Reputation: 7407
I know it's a very abstract question, but I just don't know where/how to start.
I am using bunyan as a logging library in my app. This is a sample syntax for logging something:
const log = bunyan.createLogger({...});
log.info(...);
log.error(...);
I want to create some kind of a wrapper so that every time log.<something>()
is called, it will execute the functionality from my module. Specifically, I want to do a curl
request with the object produced by log.<something>()
.
I was looking into messina and gelf-stream which are wrappers around bunyan
but I didn't really spot any specific code that handles logging events or anything that will give me an example of how to accomplish my idea.

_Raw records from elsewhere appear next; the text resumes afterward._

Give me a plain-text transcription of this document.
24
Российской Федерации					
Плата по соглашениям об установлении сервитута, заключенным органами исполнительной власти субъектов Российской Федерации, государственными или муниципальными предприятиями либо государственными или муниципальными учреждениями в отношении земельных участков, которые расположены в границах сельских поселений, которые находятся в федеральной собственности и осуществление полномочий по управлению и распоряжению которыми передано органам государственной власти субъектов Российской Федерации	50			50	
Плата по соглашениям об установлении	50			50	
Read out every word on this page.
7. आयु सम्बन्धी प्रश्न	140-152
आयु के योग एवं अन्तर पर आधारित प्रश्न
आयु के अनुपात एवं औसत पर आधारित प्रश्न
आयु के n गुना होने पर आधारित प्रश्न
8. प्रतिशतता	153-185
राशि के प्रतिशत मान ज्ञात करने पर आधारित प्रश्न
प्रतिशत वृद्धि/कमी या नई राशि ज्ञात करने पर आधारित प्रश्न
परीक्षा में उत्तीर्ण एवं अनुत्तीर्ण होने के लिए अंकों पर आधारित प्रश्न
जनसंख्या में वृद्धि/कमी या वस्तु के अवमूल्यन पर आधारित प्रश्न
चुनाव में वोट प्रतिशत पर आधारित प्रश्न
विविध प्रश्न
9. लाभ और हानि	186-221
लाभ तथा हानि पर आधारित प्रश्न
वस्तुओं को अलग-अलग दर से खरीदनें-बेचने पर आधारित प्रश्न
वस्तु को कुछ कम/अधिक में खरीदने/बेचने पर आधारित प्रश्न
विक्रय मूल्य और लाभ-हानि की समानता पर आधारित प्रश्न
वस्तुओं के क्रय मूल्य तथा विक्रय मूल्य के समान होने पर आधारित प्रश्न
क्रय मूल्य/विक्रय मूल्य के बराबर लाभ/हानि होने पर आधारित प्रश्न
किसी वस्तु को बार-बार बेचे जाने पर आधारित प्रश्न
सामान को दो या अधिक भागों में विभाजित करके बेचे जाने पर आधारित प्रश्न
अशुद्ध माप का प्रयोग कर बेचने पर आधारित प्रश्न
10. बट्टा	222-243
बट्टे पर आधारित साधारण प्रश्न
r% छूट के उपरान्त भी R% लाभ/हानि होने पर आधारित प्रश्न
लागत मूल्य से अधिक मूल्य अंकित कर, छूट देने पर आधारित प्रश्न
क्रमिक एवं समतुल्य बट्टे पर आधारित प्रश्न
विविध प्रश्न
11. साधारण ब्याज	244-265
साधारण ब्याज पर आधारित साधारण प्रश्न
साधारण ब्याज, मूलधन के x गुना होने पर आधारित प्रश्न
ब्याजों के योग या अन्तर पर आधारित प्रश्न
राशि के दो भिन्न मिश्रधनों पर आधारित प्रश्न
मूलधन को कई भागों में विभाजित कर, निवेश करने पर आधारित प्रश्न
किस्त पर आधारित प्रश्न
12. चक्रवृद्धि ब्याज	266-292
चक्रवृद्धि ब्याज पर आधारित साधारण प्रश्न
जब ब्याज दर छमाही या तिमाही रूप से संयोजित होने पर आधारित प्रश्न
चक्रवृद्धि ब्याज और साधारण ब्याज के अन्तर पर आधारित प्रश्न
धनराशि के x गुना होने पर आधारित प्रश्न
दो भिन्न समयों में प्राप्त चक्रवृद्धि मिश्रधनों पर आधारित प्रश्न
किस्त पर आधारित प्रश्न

I was thinking of adding event emitters to bunyan
that I can listen for in my module, but that would require me to my fork of the lib, and I don't wanna do that. So, now I'm out of ideas.
Upvotes: 2
Views: 1026
Reputation: 19581
You can extend bunyan's functionality by creating a writeable stream :
const bunyan = require( "bunyan" ),
stream = require( "stream" );
class MyStream extends stream.Writable {
/**
* When we have a record from bunyan
*/
write( record ) {
console.log( "-----> ", record );
return true;
}
}
/** Options for the bunyan instance */
const options = {
name : "my-logger",
serializers : bunyan.stdSerializers,
level : "trace",
streams : [
{ type : "stream", stream : process.stdout, level : "trace" },
{ type : "raw", stream : new MyStream(), level : "trace" }
]
};
/** Create the bunyan logger */
const log = bunyan.createLogger( options );
log.info( { foo: "bar" }, "test" );
This will output :
{"name":"my-logger","hostname":"localhost","pid":68694,"level":30,"foo":"bar","msg":"test","time":"2017-08-11T11:31:40.136Z","v":0}
-----> { name: 'my-logger',
hostname: 'localhost',
pid: 68694,
level: 30,
foo: 'bar',
msg: 'test',
time: 2017-08-11T11:31:40.136Z,
v: 0 }
You can replace write( record ) { ... }
method code with whatever you think of, handling the log row itself.